Die aktive Wiedereinführung des Bären hat z.B. im Trentino zu einem starken Anstieg der Bärenpopulation geführt. Auch in anderen Ländern Europas wachsen die Populationen der Wildtiere. In einer Kulturlandschaft, wo sich Mensch und Tier den Lebensraum teilen müssen, ist daher ein nachhaltiges Wildtiermanagement notwendig.
Der Aktionsradius von Bär und Wolf beträgt bis zu mehreren Hundert Kilometern auch weit über Landesgrenzen hinweg, d.h. ein Management von Bär und Wolf kann nur auf internationaler Ebene erfolgreich umgesetzt werden (z.B. im gesamten Alpenraum).
Schäden treten z.B. in der Berglandwirtschaft an Nutztieren und der Imkerei auf oder, wenn die Tiere sich leicht zugängliche Nahrung in Siedlungsgebieten (z.B. aus Müllcontainern) holen. Selten kommt es zu Schäden im Straßenverkehr, wenn die Tiere Verkehrswege überschreiten.
Zu einem aktiven Monitoring der Großraubtierpopulationen gehören Information, Dauerbeobachtung insbesondere der Wanderungsbewegungen, Prävention von Schäden, Entschädigung bei Schäden an Nutztieren und Intervention bei „Problemtieren“.

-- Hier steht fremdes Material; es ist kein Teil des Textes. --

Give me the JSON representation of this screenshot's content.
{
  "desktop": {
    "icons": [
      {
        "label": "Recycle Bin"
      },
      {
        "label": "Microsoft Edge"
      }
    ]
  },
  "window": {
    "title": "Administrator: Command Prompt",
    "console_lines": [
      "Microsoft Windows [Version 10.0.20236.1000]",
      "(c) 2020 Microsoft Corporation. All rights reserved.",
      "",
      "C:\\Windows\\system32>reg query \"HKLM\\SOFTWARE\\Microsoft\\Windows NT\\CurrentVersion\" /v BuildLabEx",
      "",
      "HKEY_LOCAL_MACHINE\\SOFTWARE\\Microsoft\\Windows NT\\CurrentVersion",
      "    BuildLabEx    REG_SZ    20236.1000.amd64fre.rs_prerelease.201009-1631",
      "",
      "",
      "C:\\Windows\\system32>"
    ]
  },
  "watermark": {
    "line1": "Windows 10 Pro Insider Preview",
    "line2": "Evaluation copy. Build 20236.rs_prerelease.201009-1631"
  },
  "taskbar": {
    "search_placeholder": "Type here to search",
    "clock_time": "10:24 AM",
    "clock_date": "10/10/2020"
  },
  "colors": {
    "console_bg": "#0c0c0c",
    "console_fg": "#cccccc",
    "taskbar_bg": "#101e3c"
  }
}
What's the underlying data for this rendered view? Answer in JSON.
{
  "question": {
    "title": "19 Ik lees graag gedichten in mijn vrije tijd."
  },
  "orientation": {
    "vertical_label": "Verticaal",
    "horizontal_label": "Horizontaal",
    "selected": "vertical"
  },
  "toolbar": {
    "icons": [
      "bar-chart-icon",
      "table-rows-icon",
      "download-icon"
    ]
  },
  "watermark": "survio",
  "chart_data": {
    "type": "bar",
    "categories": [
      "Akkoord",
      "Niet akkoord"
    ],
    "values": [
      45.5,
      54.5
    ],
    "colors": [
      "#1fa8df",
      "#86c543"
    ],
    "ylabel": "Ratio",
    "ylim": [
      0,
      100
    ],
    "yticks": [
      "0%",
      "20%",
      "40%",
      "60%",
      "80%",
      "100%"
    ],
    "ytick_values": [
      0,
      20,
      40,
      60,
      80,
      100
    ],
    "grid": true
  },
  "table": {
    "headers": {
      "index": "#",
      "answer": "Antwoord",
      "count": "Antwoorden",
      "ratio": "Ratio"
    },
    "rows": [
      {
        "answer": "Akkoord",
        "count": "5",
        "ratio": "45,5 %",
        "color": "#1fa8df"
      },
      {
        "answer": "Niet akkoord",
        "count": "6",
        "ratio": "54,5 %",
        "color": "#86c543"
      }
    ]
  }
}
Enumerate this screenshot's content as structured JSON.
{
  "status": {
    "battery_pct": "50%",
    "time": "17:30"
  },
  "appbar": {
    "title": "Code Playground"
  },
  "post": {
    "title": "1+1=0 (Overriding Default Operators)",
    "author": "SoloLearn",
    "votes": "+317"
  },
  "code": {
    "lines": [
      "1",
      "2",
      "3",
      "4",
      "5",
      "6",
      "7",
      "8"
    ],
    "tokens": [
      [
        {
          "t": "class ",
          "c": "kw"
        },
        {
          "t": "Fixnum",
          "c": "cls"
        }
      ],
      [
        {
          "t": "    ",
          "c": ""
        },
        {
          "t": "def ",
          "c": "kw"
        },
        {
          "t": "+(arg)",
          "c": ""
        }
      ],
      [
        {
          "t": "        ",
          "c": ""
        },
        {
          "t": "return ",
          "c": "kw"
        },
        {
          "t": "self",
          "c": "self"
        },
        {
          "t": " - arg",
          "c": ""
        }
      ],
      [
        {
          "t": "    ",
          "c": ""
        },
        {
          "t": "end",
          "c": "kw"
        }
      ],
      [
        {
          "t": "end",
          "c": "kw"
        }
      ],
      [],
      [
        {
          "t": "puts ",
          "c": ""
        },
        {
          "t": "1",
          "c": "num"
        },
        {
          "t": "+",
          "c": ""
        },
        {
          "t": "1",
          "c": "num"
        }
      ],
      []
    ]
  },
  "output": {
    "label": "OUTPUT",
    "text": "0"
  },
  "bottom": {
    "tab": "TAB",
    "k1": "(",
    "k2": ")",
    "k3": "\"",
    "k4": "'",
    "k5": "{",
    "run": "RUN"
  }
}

Elemente eines nachhaltigen Wildtiermanagements sind Information bzw. Öffentlichkeitsarbeit, Monitoring, Herdenschutz in der Landwirtschaft, Entschädigungsfonds für von Schäden Betroffene, ggf. eine regulierte Jagd und eine integrative Entwicklung von Marketing- und Tourismuskonzepten im Hinblick auf die wiederkehrenden Großraubtiere.
Führt man die wissenschaftlichen Ergebnisse dieser Tagung zum Bär und Wolf in den Alpen zusammen, gibt es kaum Zweifel, dass ein Zusammenleben von Mensch und Großraubtieren auch in den Kulturlandschaften im Allgemeinen möglich ist. Nun sind Landnutzer, die zuständigen Behörden und politische Entscheidungsträger auf regionaler, nationaler und internationaler Ebene gefragt, gemeinsam grenzüberschreitende Strategien im Umgang mit Großraubtieren zu entwickeln.